Early findings from the first 375 patients showed that cabozantinib improved the median progression-free survival compared to everolimus (7.4 vs 3.8 months). The new analysis of data from all 658 patients showed that 75% of patients treated with cabozantinib experienced tumor shrinkage, compared to 48% of everolimus-treated patients. Researchers found that progression-free survival improvements associated with cabozantinib vs everolimus were consistent across patient subgroups such as risk category, tumor burden, and prior therapy.

Treatment Decision-Making in Prostate Cancer

An early study suggests that an experimental blood test may help aid in treatment selection for patients with prostate cancer.3 Investigators indicated that the liquid biopsy enables characterization of the heterogeneity of circulating tumor cells. Heterogeneity score was associated with response to treatment with enzalutamide (Xtandi) or abiraterone acetate (Zytiga), both androgen receptor–directed therapies. The score was not correlated with response to taxanes.

Metastatic Urothelial Cancer

In the pivotal phase II IMvigor 210 study, the investigational cancer immunotherapy atezolizumab produced durable and improved response rates in patients with locally advanced or metastatic urothelial carcinoma, according to data presented by Hoffman-Censits et al.4 Atezolizumab is a monoclonal antibody against programmed cell death ligand 1 (PD-L1).

In the study, patients whose tumors showed high levels of PD-L1 expression had a median overall survival time of 11.4 months, while for the overall study population, median overall survival was 7.9 months. Moreover, the results showed that 84% of patients who responded to atezolizumab continued to show a benefit over almost 12 months of follow-up, regardless of their PD-L1 status.

Phase III trials of atezolizumab are ongoing in metastatic urothelial cancer. ■

Disclosure: For full disclosures of the study authors, view the abstracts at


1. Ko JJ, et al: Conditional survival of patients with metastatic testicular germ cell tumours treated with first-line curative therapy. 2016 Genitourinary Cancers Symposium. Abstract 472. Presented January 8, 2016.

2. Escudier BJ, et al: Subgroup analyses of METEOR, a randomized phase 3 trial of cabozantinib vs everolimus in patients with advanced renal cell carcinoma. 2016 Genitourinary Cancers Symposium. Abstract 499. Presented January 9, 2016.

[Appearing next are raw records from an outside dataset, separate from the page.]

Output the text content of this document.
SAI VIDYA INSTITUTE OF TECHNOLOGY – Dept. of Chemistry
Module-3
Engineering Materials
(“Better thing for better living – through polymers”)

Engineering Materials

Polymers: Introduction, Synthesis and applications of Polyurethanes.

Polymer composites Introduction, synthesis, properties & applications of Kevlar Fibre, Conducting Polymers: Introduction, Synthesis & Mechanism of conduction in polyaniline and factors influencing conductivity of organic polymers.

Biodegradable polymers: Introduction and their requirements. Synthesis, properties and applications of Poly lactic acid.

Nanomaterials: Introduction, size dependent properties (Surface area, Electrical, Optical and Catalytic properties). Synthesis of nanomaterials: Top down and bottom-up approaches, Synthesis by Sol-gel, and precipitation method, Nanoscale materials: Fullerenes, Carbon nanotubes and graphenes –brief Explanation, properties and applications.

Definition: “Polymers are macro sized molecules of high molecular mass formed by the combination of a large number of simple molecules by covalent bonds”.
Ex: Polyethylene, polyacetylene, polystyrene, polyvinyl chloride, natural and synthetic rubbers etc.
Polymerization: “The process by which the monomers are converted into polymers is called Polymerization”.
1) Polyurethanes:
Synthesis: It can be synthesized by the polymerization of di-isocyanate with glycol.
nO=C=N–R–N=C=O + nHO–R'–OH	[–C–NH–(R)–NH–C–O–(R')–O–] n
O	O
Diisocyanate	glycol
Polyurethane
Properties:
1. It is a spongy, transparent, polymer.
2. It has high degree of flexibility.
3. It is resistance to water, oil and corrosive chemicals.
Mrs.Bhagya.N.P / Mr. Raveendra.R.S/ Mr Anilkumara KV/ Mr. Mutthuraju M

3. Scher H, et al: Single CTC characterization to identify phenotypic and genomic heterogeneity as a mechanism of resistance to AR signaling directed therapies in mCRPC patients. 2016 Genitourinary Cancers Symposium. Abstract 163. Presented January 7, 2016.

4. Hoffman-Censits JH, et al:  IMvigor 210, a phase II trial of atezolizumab in platinum-treated locally advanced or metastatic urothelial carcinoma. 2016 Genitourinary Cancers Symposium. Abstract 355. Presented January 8, 2016.